She wasn't connected to the earth the way the rest of us are

created by thefez
(person) by ac_hyper (3.2 wk) (print)   (I like it!) 4 C!s Mon Aug 18 2003 at 22:02:34

She wasn't connected to the earth the way the rest of us are. She would walk into rooms and seem to make the ceiling switch places with the floor. When she talked to you, in her sunshine notes of voice, your head went sideways and your feet seemed lighter than before.

Perhaps she worked in the employ of some strange gravity: masses pulling masses not in a linear design, but in fits and starts and sinusoids. Perhaps she was a changeling, a faery-child sent to break the laws of physics for not being entertaining enough.

When I walked into her garage, she was sitting in a lawn chair sucking on a noodle. She made the longest noodles of anyone I knew, with her pasta machine and her super-rubbery dough recipe. Her lunch was always the same: a single curled skein of starch that filled an entire bowl. Sprinkled with salt, pepper, and parmesan cheese. For dinner, she ate lush red and green vegetables from her garden. Tomatoes and basil, red pepper and cucumber.

She was older than me, thinner, but far more agile. She knew real kung fu and could jump from rooftop to rooftop. When I asked her how she did it, she pulled my ear close to her wine-red lips (that day she had been eating cherries) and whispered, "I use wires."
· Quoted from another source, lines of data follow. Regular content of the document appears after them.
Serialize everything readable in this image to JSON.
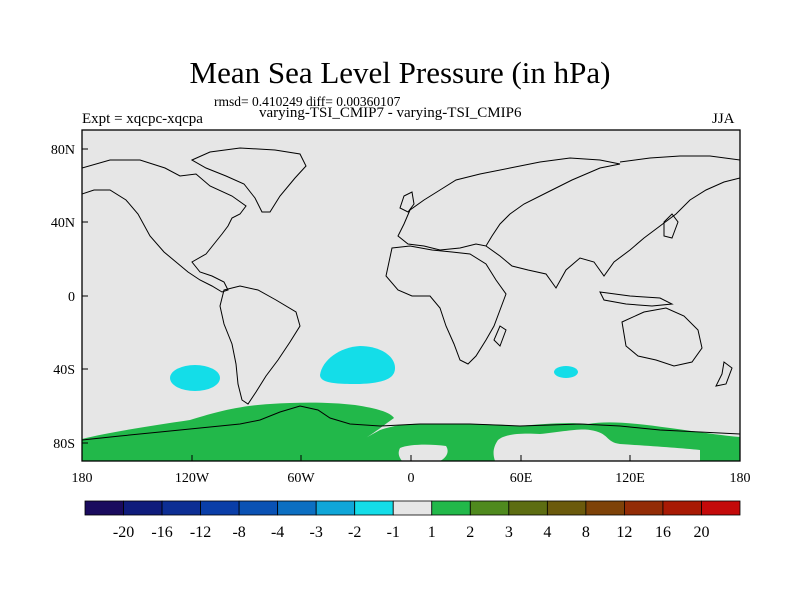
{
  "title": "Mean Sea Level Pressure (in hPa)",
  "stats": "rmsd= 0.410249 diff= 0.00360107",
  "subtitle": "varying-TSI_CMIP7 - varying-TSI_CMIP6",
  "expt": "Expt = xqcpc-xqcpa",
  "season": "JJA",
  "lat_ticks": [
    "80N",
    "40N",
    "0",
    "40S",
    "80S"
  ],
  "lon_ticks": [
    "180",
    "120W",
    "60W",
    "0",
    "60E",
    "120E",
    "180"
  ],
  "colorbar": {
    "colors": [
      "#1a0b5e",
      "#0f1c7c",
      "#0d2e94",
      "#0a3ea8",
      "#0a52b4",
      "#0c6fc2",
      "#10a6d8",
      "#14dde8",
      "#e6e6e6",
      "#22b84a",
      "#4f8a1e",
      "#5d6d12",
      "#6b5a0c",
      "#7e4208",
      "#932c06",
      "#a81a04",
      "#c40a0a"
    ],
    "labels": [
      "-20",
      "-16",
      "-12",
      "-8",
      "-4",
      "-3",
      "-2",
      "-1",
      "1",
      "2",
      "3",
      "4",
      "8",
      "12",
      "16",
      "20"
    ]
  },
  "chart_data": {
    "type": "map",
    "variable": "Mean Sea Level Pressure difference (hPa)",
    "projection": "cylindrical equidistant",
    "lon_range": [
      -180,
      180
    ],
    "lat_range": [
      -90,
      90
    ],
    "background_bin": "-1 to 1",
    "regions": [
      {
        "name": "SE Pacific anomaly",
        "bin": "-2 to -1",
        "lon_center": -120,
        "lat_center": -43
      },
      {
        "name": "S Atlantic anomaly",
        "bin": "-2 to -1",
        "lon_center": -27,
        "lat_center": -40
      },
      {
        "name": "S Indian anomaly",
        "bin": "-2 to -1",
        "lon_center": 92,
        "lat_center": -42
      },
      {
        "name": "Antarctic / Southern Ocean band",
        "bin": "1 to 2",
        "lon_range": [
          -180,
          180
        ],
        "lat_range": [
          -90,
          -58
        ]
      }
    ]
  }
}
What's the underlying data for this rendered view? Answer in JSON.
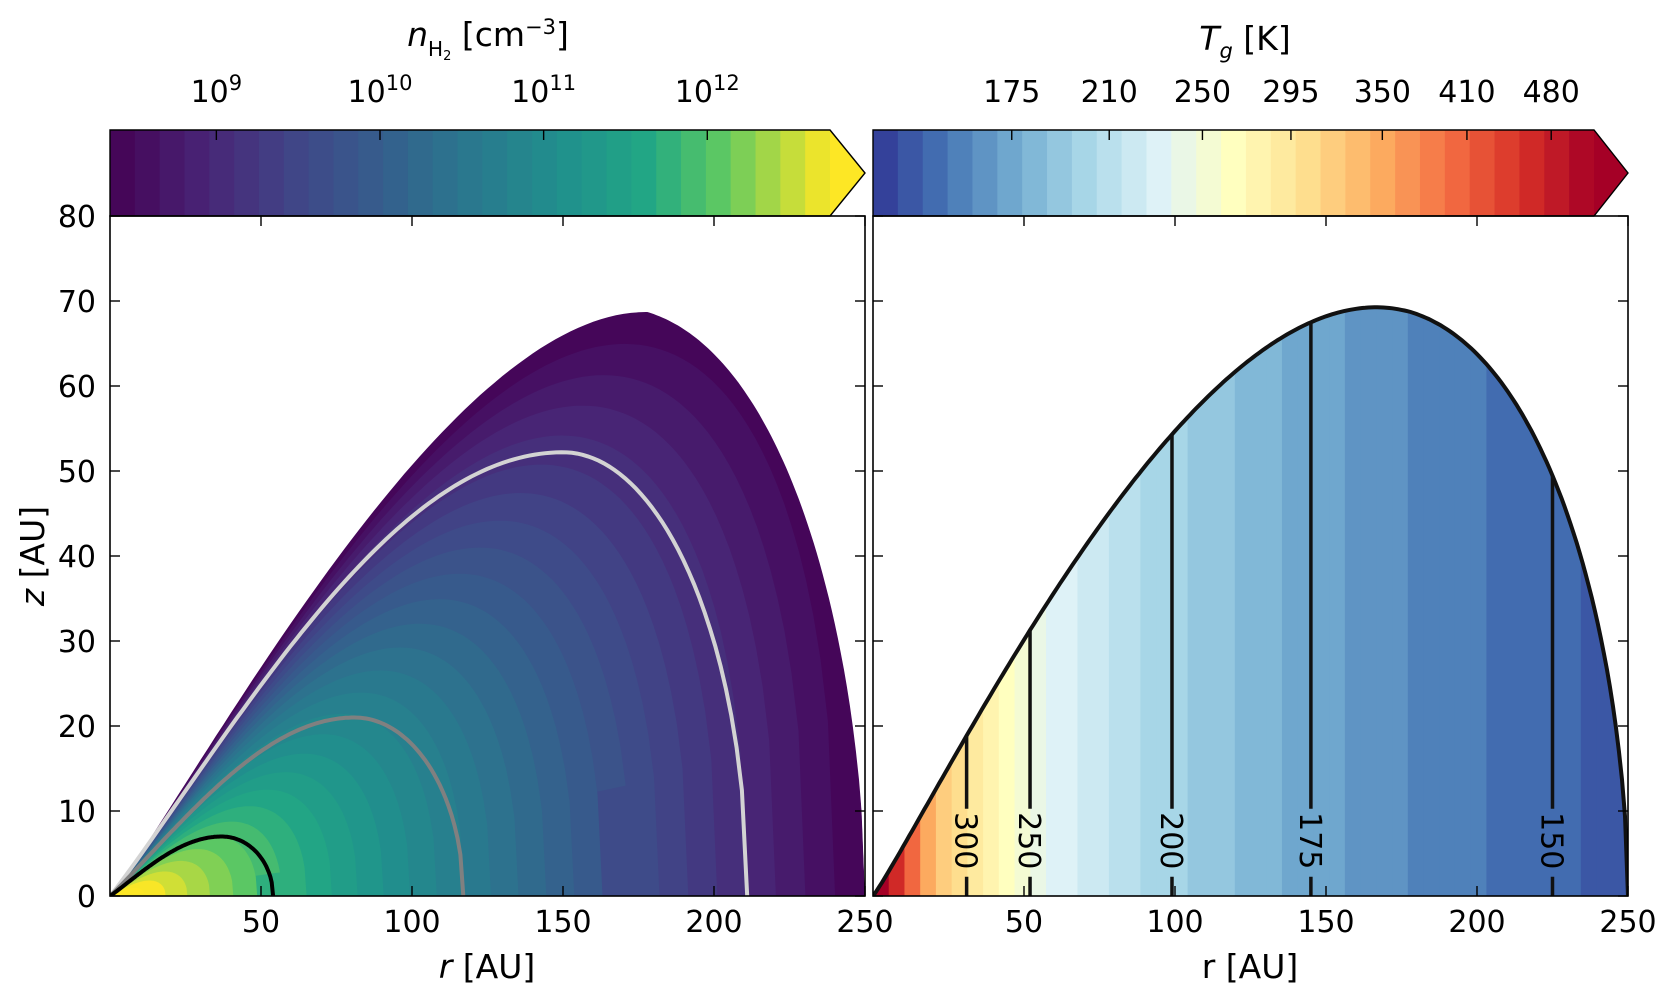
{
  "chart_data": [
    {
      "type": "heatmap",
      "panel": "left",
      "quantity": "n_H2",
      "colorbar": {
        "label_base": "n",
        "label_sub": "H",
        "label_subsub": "2",
        "label_rest": " [cm",
        "label_exp": "−3",
        "label_close": "]",
        "tick_base": "10",
        "ticks": [
          {
            "value": 1000000000.0,
            "exp": "9"
          },
          {
            "value": 10000000000.0,
            "exp": "10"
          },
          {
            "value": 100000000000.0,
            "exp": "11"
          },
          {
            "value": 1000000000000.0,
            "exp": "12"
          }
        ],
        "log_range": [
          8.35,
          12.75
        ],
        "n_levels": 29,
        "extend": "max",
        "colormap": "viridis"
      },
      "xlabel": "r",
      "xlabel_unit": " [AU]",
      "ylabel": "z",
      "ylabel_unit": " [AU]",
      "xlim": [
        0,
        250
      ],
      "ylim": [
        0,
        80
      ],
      "xticks": [
        50,
        100,
        150,
        200,
        250
      ],
      "yticks": [
        0,
        10,
        20,
        30,
        40,
        50,
        60,
        70,
        80
      ],
      "outline": {
        "r_max": 250,
        "peak_r": 178,
        "peak_z": 68.7
      },
      "contours": [
        {
          "color": "#d3d3d3",
          "r_outer": 211,
          "r_peak": 150,
          "z_peak": 52.2
        },
        {
          "color": "#808080",
          "r_outer": 117,
          "r_peak": 81,
          "z_peak": 21.0
        },
        {
          "color": "#000000",
          "r_outer": 54,
          "r_peak": 37,
          "z_peak": 7.0
        }
      ]
    },
    {
      "type": "heatmap",
      "panel": "right",
      "quantity": "T_g",
      "colorbar": {
        "label_base": "T",
        "label_sub": "g",
        "label_rest": " [K]",
        "ticks": [
          175,
          210,
          250,
          295,
          350,
          410,
          480
        ],
        "range": [
          135,
          520
        ],
        "n_levels": 29,
        "extend": "max",
        "colormap": "RdYlBu_r"
      },
      "xlabel": "r [AU]",
      "xlim": [
        0,
        250
      ],
      "ylim": [
        0,
        80
      ],
      "xticks": [
        50,
        100,
        150,
        200,
        250
      ],
      "outline": {
        "r_max": 250,
        "peak_r": 178,
        "peak_z": 68.7
      },
      "contours": [
        {
          "label": "300",
          "r": 31
        },
        {
          "label": "250",
          "r": 52
        },
        {
          "label": "200",
          "r": 99
        },
        {
          "label": "175",
          "r": 145
        },
        {
          "label": "150",
          "r": 225
        }
      ],
      "contour_label_z": 6.5
    }
  ]
}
Her garage was all done up in daisies and Astroturf. She had her own submarine, and a pet shark who lived in her giant bathtub. She had every building permit imaginable, an amateur radio license, and was a ULC Minister. She sat there sucking her noodle in the summer afternoon, laughing at squirrels and beetles. "Who are you?" I finally asked her.

"I'm a goddess." was her answer, and I believed her.

The old world had its deities prompted by need: aggression brought forth Mars, the need for ultimate authority prompted Zeus and Yahweh to coalesce. There were lords of love and ladies of light. There were supernatural personages assigned to the soothing of birth and the hastening of affection. There were tiny pixies sent to tangle the manes of horses and the locks of maidens. Later, there were gnomes that hid tools and banished dust with a whisper.

The modern world shrugs off charms and incantations, and stares at the gods of yore as they languish in white marble. Zeus wields solid lightning that can never reach the ground, and Diana's bow is eternally taut; her prey long vanished.

Nevertheless, we have gnomes that steal car keys, viruses that befuddle our computers, and malicious washing machines that eat our socks. Mischief has not left the world. We have kittens who chew string and children who ring doorbells and run away. We adhere to logic, denying that the world is absurd, and denying further still that absurdity can be delightful. If something bizarre happens, like a tiny old woman landing lightly on your chimney on one toe, you might be afraid when in fact you ought to be laughing.

We don't need to believe in the supernatural. Nature itself is mingled with supernature; we just need to experience life in all its shadow and sparkle, all its depth and taste and symphony. The goddess down the street is not looking for worship or sacrifice: she is simply waiting for the people to put down the weights of depression and preconception. She is waiting for them to dance in the sky, in the rain.